Kamis, 07 November 2013

MAKALAH THOMAS AQUINAS


Pribadi St. Thomas Aquinas

Thomas Aquinas (1225-1274) adalah seorang imam Dominikan yang hidup pada puncak zaman skolastik (abad ke-12 dan ke-13). Thomas Aquinas atau Thomas dari Aquino (1224-1274 M) lahir di Rocca Sicca, dekat Napels, Italia. Lahir dari sebuah keluarga bangsawan. Semula ia belajar di Napels, kemudian di Paris, menjadi murid Albertus Agung, lalu di Koln, dan kemudian di Paris lagi. Sejak tahun 1252 ia mengajar di Paris dan Italia.  Aquinas seorang ahli teologi Katolik dan filosof. Ia menerima gelar Doktor dalam teologi dari Universitas Paris dan mengajar di sana sampai tahun 1259. Kemudian selama 10 tahun ia mengajar di biara-biara Dominikan di sekitar Roma kemudian kembali ke Paris, mengajar dan menulis. Ia mempelajari karya-karya besar Aristoteles secara mendalam dan ikut serta dalam pelbagai perdebatan.   Ketika Thomas meninggal dunia pada usia 49 tahun (tanggal 7 Maret 1274), ia meninggalkan banyak karya tulisan.
Thomas Aquinas merupakan tokoh terpenting pada zaman itu. Ia berjasa dalam mempersatukan secara orisinil unsur-unsur pemikiran Agustinus, yang dipengaruhi kuat oleh filsafat neo-platonisme, dengan filsafat Aristoteles. Karya-karya Thomas Aquinas, terutama Summa Teologiae I-III, termasuk karangan-karangan terpenting dari seluruh kesusastraan kristiani. Pada tahun 1879, lewat sebuah ensiklik atau surat edaran resmi dari kepausan, ajaran Thomas (Thomisme) dinyatakan sebagai dasar bagi filsafat kristiani dan karenanya,, wajib diajarkan kepada semua sekolah filsafat dan teologi Katolik. Namun bukan berarti bahwa pemikiran-pemikiran Thomas Aquinas hanya memberi impuls-impuls kepada para pemikir ajaran Katolik saja. Pengaruhnya luas dan menjebol batas-batas dinding intelektual Gereja.[1]

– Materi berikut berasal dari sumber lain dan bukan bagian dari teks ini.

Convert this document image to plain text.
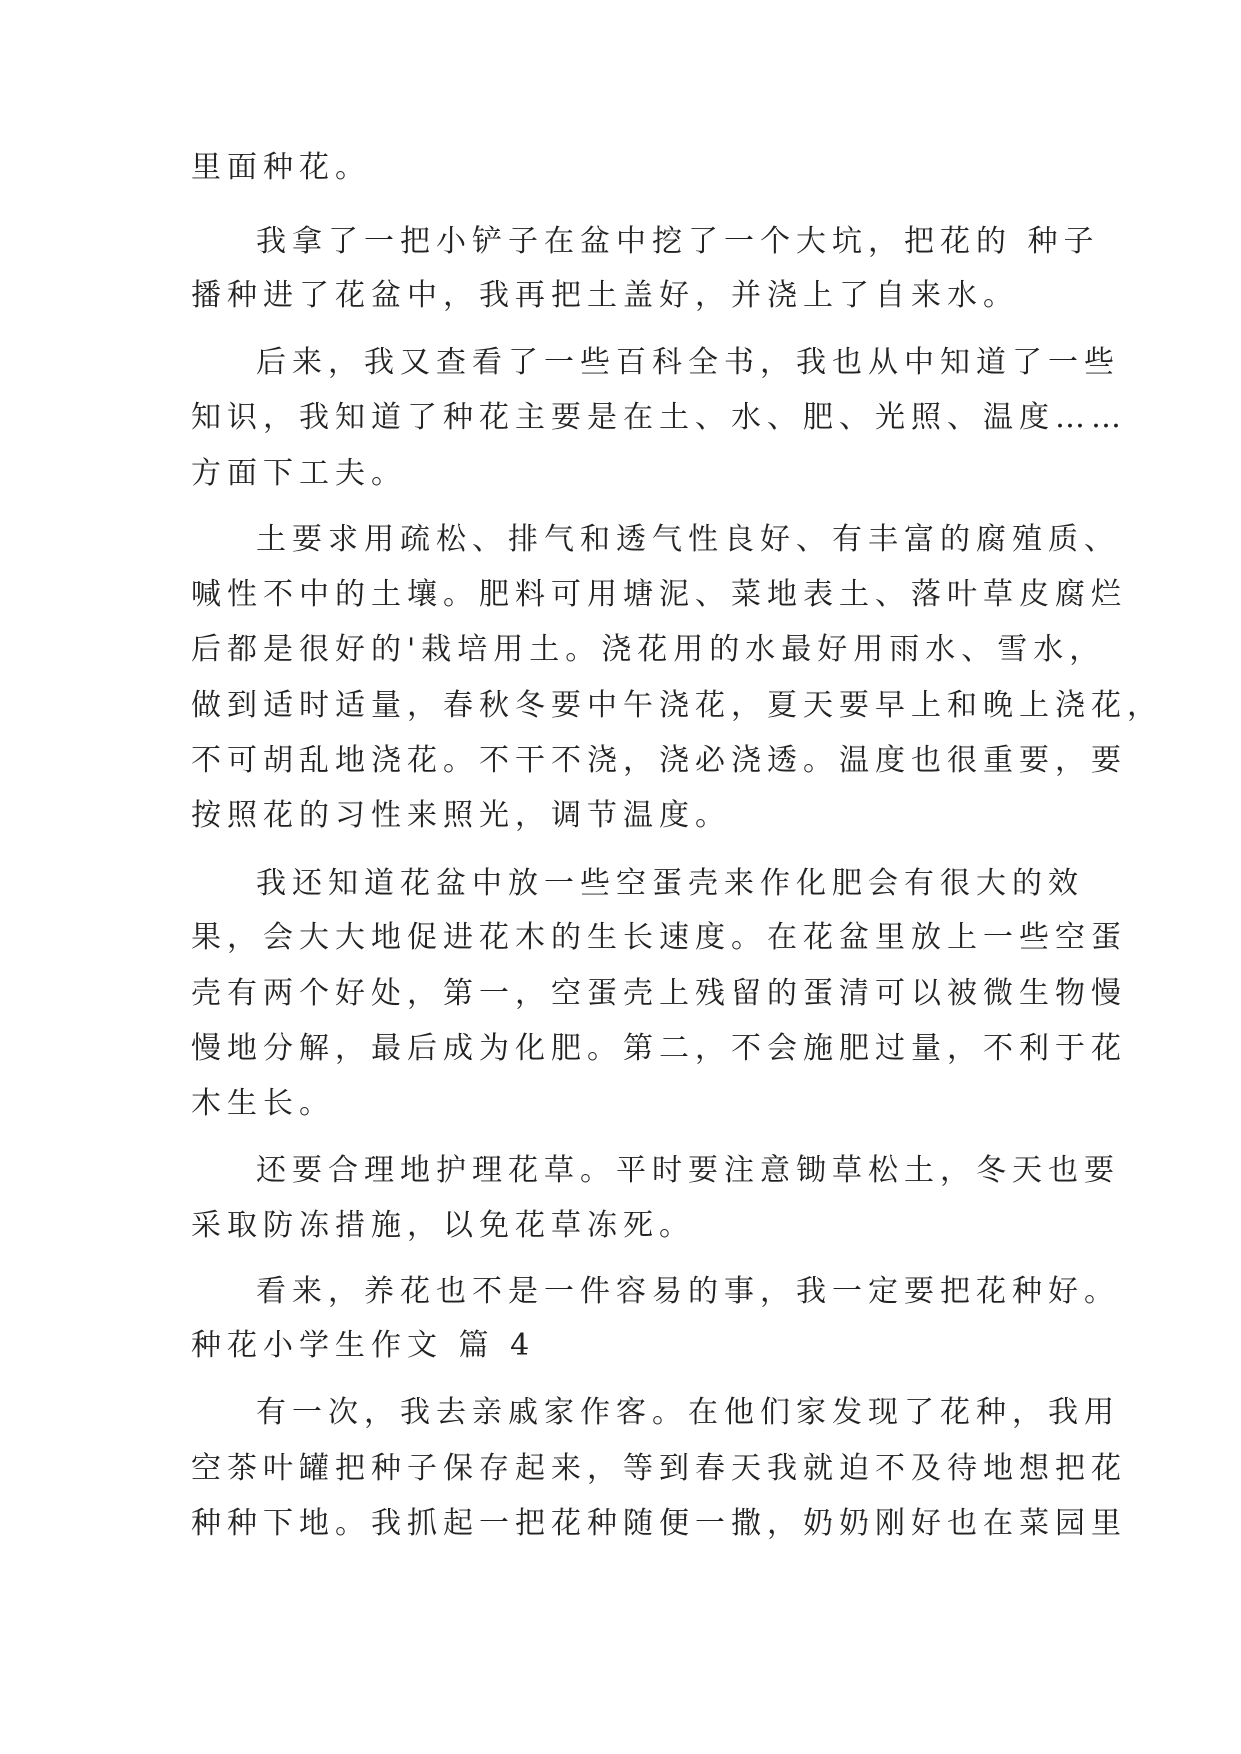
里面种花。
我拿了一把小铲子在盆中挖了一个大坑，把花的 种子
播种进了花盆中，我再把土盖好，并浇上了自来水。
后来，我又查看了一些百科全书，我也从中知道了一些
知识，我知道了种花主要是在土、水、肥、光照、温度……
方面下工夫。
土要求用疏松、排气和透气性良好、有丰富的腐殖质、
喊性不中的土壤。肥料可用塘泥、菜地表土、落叶草皮腐烂
后都是很好的'栽培用土。浇花用的水最好用雨水、雪水，
做到适时适量，春秋冬要中午浇花，夏天要早上和晚上浇花，
不可胡乱地浇花。不干不浇，浇必浇透。温度也很重要，要
按照花的习性来照光，调节温度。
我还知道花盆中放一些空蛋壳来作化肥会有很大的效
果，会大大地促进花木的生长速度。在花盆里放上一些空蛋
壳有两个好处，第一，空蛋壳上残留的蛋清可以被微生物慢
慢地分解，最后成为化肥。第二，不会施肥过量，不利于花
木生长。
还要合理地护理花草。平时要注意锄草松土，冬天也要
采取防冻措施，以免花草冻死。
看来，养花也不是一件容易的事，我一定要把花种好。
种花小学生作文 篇 4
有一次，我去亲戚家作客。在他们家发现了花种，我用
空茶叶罐把种子保存起来，等到春天我就迫不及待地想把花
种种下地。我抓起一把花种随便一撒，奶奶刚好也在菜园里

Karya-karya Thomas Aquinas[2]
1.      De ente et essential (Tentang “Pengada” dan Hakikat)
Tulisan ini merupakan uraian singkat tentang metafisika ‘ada’, yang mau  menyatakan apa yang dimaksud dengan kata ‘hakikat’ dan ‘pengada’ serta bagaimana hal itu dapat ditemukan dalam bergai jenis benda dan hubungannya dengan paham-paham logis, yakni ‘jenis’, ‘ciri’ dan ‘perbedaan’. Tulisan ini ada dari sekitar tahun 1250.
2.      Summa contra gentiles (Ikhtisar Melawan Orang-Orang Kafir)
Antara tahun 1260-1264. Karya filosofis Summa berarti uraian teratur mengenai berbagai tema dalam kesatuan yang sistematis. Kebenaran iman umat Katolik, melawan para pengajar sesat dari kalangan pengikut Aristoteles berbangsa Arab dan melawan para pengikut filsafat alam dari zaman Yunani kuno.
3.      Summa theologiae (Ikhtisar Teologi)
Summa teologi (antara tahun 1267-1273) merupakan Mahakarya Thomas Aquinas. Tulisan ini memuat tiga tema pokok, yakni Allah dan ciptaan, keteraturan dunia yang bersifat etis,  serta manusia dan keselamatan.
4.      Tentang Kekuasaan Politis
Traktat tentang misi Ilahi yang diemban oleh kerajaan, antara tahun 1265-1267.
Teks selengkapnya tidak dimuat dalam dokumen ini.